Testing of free digital terrestrial television (DTT) in Ireland is on course to begin later this year with news that the latest round of tenders to supply equipment for a pilot trial has now closed and the bids are currently being evaluated.
The latest in a series of tenders covers supply, installation and maintenance of transmission equipment needed to run the trial, which is being financed by the Department of Communications, Marine and Natural Resources. The closing date for tenders was 10 January. Evaluations are ongoing with an announcement due soon, a department spokesman has told siliconrepublic.com.
The test will explore the potential for DTT services in Ireland. The test infrastructure being put in place will provide a basis for technical testing and spectrum planning, as well as holding demos of broadcast channels and services.
Initial DTT broadcasts will transmit from the Three Rock site in Dublin and another site at Clermont Carn in County Louth. There is provision to add other sites over the course of the trial. No start date has been confirmed although the pilot is scheduled to begin by the middle of this year and will last for around 24 months.

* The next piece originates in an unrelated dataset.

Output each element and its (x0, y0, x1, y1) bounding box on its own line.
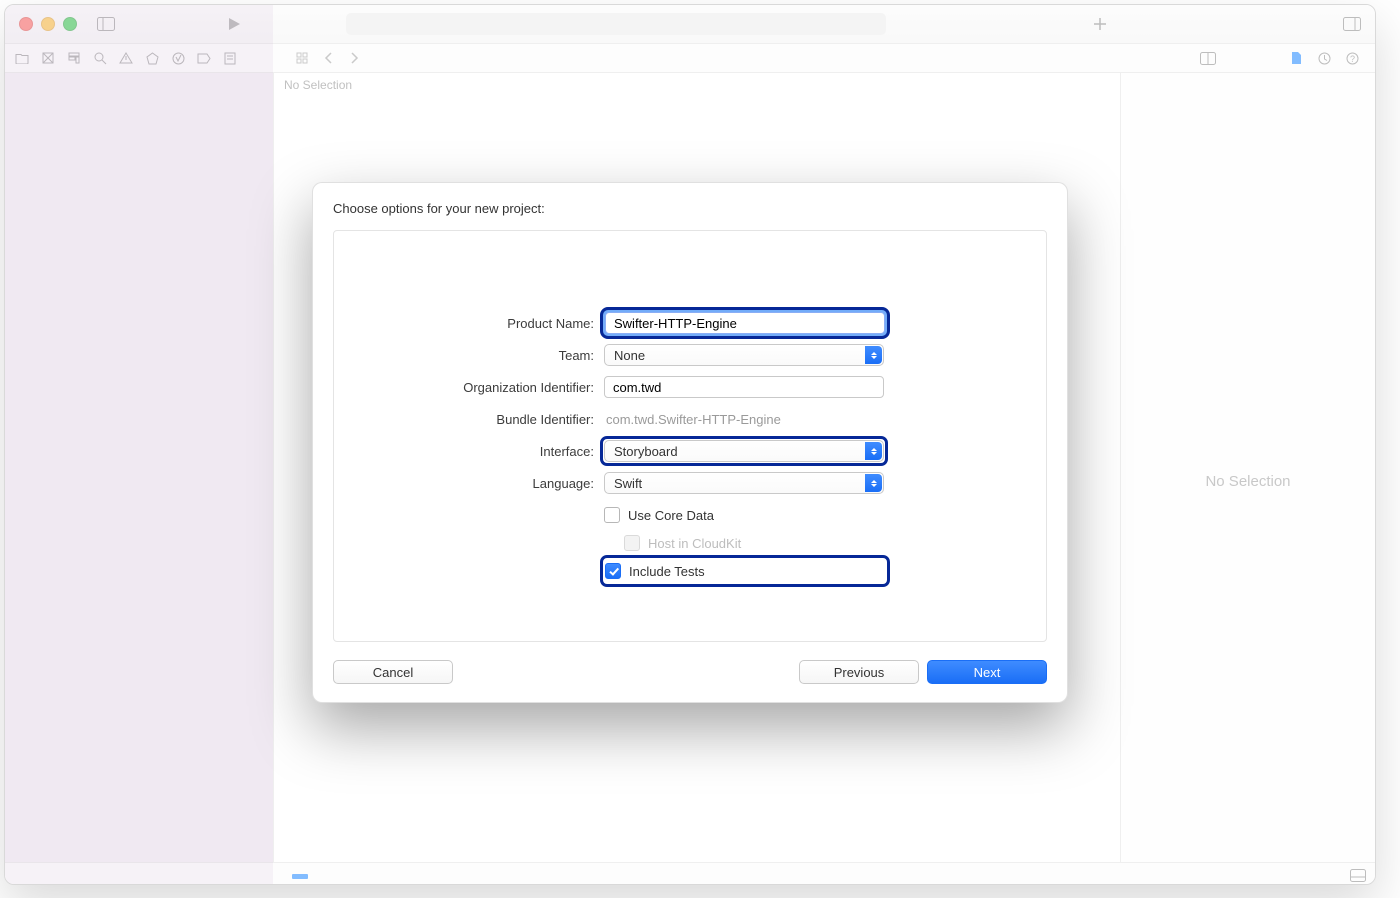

A future DTT service would offer nationally broadcast programming free in digital format, which would offer better picture and sound quality as well as interactive features.
Although other European countries have been far more aggressive in moving over to digital TV, the Irish Government has yet to commit to a switch-off date for the analogue TV signal. Such a move is recommended by the European Commission, with a suggested date of 2012, but this is not compulsory.
It is believed that the Government may have to announce a date by the middle of this year, to meet the deadline of the Regional Radio Conference 2006 event, to be held in June, which governs radio spectrum agreements. Moving off the analogue signal would free up certain frequencies of radio spectrum that could then be used for other services such as digital audio broadcasting or even wireless networking.
Communications Minister Noel Dempsey TD has spoken of the importance of moving free-to-air broadcasts from an analogue terrestrial basis to DTT over time. Until now, digital TV’s progress in Ireland has mostly been driven by commercial interests. Industry sources believe that much of the impetus came from Sky’s decision in 2001 to stop broadcasting its premium sports and movies services via analogue, effectively requiring subscribers to upgrade to digital if they wanted to continue receiving these services. It’s estimated that around 40pc of homes in Ireland now pay for digital TV services.